Top tips for staying STI-free this hen/stag do season
According to Dr Bani, GP and Medical Director for Your Sexual Health, these are the top tips for keeping STIs away this season:
- Get tested: If you have sex with a new partner while you’re away, get a full STI test once you’re back. Standard NHS tests usually check for chlamydia, herpes, syphilis, gonorrhoea and HIV, but you could also opt for more comprehensive private tests which also check for less common sexually transmitted infections such as hepatitis, trichomonas vaginalis and gardnerella vaginalis, amongst others.
- Don’t test too early: Remember to wait for the appropriate number of days (28 days for standard tests and 14 days for early detection tests). Testing is the most trustworthy way of identifying a possible infection but they need to be taken at the right time.
- Use protection: Condoms can help reduce transmission of some STIs, so even if they’re not 100% effective, they can help reduce your chances of getting infected. However, remember to get tested once you’re back even if you’ve used protection.

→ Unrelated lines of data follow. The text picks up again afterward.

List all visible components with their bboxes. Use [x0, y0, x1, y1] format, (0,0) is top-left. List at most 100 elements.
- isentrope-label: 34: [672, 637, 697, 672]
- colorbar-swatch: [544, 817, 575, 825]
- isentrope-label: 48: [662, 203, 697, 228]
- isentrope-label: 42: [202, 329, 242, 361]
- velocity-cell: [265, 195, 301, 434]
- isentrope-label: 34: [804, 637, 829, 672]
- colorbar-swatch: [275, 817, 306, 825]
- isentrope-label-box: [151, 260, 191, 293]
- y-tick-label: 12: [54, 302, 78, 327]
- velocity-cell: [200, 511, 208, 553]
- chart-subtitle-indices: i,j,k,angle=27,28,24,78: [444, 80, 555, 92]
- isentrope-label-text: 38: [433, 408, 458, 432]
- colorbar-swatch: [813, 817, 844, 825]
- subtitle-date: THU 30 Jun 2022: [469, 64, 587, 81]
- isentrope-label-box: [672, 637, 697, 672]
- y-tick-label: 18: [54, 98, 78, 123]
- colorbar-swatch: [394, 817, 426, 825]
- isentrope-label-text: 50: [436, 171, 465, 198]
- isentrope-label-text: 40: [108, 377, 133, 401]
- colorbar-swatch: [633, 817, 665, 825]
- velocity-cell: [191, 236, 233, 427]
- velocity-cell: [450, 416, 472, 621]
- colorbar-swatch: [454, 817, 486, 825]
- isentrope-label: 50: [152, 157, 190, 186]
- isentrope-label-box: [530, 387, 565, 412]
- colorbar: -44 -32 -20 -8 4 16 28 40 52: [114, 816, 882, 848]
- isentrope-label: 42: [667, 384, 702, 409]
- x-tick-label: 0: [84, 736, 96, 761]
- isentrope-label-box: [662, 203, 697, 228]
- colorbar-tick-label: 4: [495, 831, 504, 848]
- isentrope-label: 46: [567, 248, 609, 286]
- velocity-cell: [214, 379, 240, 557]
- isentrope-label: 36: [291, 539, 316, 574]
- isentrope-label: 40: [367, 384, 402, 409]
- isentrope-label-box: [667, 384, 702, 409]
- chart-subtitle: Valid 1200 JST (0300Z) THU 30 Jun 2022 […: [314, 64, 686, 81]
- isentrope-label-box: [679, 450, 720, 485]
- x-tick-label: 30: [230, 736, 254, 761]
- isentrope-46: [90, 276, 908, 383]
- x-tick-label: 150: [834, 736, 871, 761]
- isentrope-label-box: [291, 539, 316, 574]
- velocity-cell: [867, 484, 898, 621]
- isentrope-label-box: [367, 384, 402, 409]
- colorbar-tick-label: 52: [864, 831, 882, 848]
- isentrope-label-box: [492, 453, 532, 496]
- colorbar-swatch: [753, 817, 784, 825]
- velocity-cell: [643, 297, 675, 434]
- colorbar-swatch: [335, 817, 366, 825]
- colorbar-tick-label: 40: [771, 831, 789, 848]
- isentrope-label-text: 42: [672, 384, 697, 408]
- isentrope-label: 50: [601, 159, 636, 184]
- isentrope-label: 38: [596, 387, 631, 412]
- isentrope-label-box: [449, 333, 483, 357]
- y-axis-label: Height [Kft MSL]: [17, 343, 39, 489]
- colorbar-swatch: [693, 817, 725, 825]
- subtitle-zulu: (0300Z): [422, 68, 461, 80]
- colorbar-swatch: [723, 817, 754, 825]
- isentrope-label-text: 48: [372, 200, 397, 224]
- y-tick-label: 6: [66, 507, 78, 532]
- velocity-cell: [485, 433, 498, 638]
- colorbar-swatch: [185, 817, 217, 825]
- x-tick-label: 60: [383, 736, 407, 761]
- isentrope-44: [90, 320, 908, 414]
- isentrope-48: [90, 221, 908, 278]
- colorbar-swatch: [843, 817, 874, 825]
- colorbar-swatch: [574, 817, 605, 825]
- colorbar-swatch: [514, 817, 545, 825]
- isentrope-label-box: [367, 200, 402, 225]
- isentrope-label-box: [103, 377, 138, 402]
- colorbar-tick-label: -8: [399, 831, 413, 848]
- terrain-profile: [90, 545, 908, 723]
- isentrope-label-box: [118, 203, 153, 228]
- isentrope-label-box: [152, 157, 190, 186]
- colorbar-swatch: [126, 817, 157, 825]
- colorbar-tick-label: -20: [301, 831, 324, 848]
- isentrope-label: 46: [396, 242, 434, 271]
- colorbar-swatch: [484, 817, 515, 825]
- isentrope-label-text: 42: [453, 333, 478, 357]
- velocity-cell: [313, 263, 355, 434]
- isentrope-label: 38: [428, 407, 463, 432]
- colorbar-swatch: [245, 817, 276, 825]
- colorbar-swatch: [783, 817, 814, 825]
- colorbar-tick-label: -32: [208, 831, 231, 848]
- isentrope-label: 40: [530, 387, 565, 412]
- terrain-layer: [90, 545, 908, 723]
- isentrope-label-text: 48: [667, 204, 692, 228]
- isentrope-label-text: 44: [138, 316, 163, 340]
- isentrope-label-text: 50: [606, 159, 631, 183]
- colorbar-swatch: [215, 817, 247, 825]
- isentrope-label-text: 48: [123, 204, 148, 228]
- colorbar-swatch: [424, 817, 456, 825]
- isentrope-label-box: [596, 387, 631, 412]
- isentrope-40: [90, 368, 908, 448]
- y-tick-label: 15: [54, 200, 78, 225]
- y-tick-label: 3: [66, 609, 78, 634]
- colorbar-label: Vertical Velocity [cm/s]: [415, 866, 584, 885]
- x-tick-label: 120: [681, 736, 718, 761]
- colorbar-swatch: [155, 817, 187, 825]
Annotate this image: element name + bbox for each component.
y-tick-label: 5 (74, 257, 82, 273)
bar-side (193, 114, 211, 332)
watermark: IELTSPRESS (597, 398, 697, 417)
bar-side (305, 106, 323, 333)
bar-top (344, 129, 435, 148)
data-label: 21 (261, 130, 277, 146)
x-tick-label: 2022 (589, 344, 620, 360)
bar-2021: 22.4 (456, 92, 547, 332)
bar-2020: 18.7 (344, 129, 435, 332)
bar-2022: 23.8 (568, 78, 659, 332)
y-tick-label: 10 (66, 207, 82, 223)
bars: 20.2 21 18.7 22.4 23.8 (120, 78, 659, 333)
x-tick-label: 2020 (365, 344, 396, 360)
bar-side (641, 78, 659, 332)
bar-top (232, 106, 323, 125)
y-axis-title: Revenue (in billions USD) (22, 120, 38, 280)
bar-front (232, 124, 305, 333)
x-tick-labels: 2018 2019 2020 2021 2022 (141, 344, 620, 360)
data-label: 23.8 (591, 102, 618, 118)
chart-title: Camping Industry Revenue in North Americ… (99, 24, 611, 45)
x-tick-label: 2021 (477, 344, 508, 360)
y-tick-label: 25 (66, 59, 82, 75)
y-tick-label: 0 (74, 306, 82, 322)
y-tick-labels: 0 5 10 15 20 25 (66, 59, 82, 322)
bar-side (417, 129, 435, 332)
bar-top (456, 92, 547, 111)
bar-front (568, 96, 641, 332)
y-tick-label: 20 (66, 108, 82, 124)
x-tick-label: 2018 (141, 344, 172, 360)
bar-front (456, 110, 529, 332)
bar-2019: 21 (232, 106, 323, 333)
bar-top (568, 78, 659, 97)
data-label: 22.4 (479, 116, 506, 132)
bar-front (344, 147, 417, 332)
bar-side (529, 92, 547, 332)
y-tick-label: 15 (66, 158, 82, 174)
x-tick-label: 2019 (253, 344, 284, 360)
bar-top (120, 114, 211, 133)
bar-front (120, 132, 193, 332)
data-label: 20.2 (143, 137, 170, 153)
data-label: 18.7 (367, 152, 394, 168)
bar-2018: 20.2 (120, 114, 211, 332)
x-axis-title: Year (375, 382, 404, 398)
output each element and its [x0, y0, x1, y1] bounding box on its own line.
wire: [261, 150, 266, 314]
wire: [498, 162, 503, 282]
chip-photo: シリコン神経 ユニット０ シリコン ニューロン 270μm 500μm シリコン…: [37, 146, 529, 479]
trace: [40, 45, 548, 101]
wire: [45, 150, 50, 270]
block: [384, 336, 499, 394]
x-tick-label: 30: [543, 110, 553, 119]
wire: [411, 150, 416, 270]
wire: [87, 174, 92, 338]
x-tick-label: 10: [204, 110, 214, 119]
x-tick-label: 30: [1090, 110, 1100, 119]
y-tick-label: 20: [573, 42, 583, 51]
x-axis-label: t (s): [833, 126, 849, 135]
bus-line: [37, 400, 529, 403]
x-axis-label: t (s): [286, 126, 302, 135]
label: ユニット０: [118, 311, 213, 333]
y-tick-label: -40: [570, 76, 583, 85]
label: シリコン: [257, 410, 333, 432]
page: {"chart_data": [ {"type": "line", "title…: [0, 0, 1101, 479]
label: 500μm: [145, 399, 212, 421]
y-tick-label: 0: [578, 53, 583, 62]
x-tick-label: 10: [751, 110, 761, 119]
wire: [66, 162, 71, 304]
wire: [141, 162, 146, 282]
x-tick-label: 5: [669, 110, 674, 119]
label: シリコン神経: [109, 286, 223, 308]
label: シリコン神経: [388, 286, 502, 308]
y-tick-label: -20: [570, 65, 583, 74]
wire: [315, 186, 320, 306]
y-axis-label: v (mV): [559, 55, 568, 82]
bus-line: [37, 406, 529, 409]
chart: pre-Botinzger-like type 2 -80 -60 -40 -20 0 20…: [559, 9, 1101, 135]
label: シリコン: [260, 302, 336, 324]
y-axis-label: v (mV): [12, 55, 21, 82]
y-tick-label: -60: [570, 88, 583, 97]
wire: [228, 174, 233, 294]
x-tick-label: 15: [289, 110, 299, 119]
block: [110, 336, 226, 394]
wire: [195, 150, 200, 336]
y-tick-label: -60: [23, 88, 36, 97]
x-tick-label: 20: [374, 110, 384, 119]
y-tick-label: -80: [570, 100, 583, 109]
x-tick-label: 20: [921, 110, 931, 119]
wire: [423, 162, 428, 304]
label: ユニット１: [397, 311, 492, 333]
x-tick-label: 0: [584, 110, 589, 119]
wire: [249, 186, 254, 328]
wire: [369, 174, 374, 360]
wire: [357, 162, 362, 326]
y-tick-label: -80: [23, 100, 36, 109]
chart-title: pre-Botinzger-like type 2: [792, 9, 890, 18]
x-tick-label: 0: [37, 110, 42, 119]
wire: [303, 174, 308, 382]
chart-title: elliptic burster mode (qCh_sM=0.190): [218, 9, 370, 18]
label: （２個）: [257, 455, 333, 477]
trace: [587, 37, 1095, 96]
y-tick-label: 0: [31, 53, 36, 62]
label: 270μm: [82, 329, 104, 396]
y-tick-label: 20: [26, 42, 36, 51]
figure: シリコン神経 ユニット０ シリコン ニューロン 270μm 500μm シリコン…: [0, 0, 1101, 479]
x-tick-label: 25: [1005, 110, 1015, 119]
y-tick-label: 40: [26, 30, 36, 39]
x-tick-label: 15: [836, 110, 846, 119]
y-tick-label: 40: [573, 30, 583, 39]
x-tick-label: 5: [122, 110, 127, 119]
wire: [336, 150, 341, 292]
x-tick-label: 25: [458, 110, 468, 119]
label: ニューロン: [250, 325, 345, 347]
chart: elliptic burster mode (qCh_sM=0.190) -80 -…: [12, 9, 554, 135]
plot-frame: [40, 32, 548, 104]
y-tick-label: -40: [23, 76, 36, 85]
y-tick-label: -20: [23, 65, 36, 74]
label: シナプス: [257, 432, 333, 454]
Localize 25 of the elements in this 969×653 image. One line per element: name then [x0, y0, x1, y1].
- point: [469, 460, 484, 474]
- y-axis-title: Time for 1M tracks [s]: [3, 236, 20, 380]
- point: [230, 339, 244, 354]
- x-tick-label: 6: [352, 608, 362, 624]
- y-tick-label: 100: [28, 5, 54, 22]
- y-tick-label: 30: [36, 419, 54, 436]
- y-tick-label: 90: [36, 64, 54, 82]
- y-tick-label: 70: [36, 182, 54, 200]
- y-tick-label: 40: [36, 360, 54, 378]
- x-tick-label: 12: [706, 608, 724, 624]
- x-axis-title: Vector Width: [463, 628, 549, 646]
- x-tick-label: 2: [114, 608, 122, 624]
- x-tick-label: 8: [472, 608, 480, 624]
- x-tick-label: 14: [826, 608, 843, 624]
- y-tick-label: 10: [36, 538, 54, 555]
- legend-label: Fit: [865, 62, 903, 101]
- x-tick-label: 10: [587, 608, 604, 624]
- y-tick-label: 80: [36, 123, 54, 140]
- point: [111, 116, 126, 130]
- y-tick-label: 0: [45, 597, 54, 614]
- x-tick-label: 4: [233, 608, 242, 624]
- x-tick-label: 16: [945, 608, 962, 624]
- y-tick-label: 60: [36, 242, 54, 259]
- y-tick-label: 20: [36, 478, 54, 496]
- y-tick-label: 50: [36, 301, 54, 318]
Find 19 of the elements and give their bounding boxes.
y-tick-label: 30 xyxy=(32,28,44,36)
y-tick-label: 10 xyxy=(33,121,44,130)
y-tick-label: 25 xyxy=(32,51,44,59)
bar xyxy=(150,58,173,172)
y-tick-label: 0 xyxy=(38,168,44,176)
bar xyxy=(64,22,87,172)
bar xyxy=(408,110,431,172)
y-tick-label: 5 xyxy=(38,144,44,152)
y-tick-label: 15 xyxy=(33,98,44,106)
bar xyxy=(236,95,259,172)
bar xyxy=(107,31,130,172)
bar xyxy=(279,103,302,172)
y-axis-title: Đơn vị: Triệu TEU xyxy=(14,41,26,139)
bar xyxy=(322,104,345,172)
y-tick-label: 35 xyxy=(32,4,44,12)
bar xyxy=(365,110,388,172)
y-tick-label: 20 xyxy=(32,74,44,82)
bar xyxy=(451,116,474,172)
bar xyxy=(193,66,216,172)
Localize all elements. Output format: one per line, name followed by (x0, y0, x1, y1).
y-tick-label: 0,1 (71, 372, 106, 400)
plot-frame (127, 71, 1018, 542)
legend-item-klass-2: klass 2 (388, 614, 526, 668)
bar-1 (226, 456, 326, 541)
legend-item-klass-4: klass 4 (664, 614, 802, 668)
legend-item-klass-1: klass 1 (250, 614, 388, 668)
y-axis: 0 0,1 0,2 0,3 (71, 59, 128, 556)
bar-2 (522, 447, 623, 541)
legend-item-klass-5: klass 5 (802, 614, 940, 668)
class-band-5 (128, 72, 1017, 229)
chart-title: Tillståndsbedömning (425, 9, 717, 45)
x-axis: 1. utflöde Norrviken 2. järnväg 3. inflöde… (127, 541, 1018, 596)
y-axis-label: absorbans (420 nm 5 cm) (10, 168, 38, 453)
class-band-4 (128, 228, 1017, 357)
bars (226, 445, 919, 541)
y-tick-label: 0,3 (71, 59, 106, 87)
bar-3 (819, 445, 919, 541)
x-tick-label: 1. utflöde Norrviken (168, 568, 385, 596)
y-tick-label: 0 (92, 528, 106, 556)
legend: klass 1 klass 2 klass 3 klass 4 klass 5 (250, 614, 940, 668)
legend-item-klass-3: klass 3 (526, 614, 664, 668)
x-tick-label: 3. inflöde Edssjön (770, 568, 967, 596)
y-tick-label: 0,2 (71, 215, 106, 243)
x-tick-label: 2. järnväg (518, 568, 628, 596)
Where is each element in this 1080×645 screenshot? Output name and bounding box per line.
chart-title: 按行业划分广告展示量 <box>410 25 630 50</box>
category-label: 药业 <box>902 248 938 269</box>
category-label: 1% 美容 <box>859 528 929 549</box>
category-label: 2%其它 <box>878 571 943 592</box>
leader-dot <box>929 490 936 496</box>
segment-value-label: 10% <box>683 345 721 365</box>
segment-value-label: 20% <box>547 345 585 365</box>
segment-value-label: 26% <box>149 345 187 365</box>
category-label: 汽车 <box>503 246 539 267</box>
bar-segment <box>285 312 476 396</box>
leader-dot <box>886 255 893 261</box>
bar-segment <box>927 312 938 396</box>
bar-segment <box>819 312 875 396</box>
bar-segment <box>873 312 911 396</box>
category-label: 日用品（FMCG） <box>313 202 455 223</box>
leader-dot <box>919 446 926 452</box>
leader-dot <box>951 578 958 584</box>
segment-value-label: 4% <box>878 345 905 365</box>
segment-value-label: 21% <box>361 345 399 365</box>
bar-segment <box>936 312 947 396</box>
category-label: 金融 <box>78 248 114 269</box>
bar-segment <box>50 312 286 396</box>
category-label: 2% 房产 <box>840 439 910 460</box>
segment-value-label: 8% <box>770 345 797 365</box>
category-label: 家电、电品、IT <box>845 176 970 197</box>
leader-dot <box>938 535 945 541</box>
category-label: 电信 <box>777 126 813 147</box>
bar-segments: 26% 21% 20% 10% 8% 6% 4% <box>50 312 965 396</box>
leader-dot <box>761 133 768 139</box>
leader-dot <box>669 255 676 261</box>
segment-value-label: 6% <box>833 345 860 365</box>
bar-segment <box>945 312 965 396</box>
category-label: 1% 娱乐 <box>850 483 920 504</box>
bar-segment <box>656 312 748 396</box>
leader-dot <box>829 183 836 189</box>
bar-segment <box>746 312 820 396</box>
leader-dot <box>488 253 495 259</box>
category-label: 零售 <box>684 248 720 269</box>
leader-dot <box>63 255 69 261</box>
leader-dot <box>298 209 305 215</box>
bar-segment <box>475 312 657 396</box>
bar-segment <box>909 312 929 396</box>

- Be honest: Being open and honest about your sexual health and history with any partners gives them the opportunity to take any precautions they also feel are necessary to protect themselves. It’s both respectful and more safe to do so.
- Remember: It’s not just intercourse that can spread STIs. Other sexual acts can leave you at risk, as well as non-sexual acts such as injecting drugs. HIV and hepatitis can be passed through sharing needles.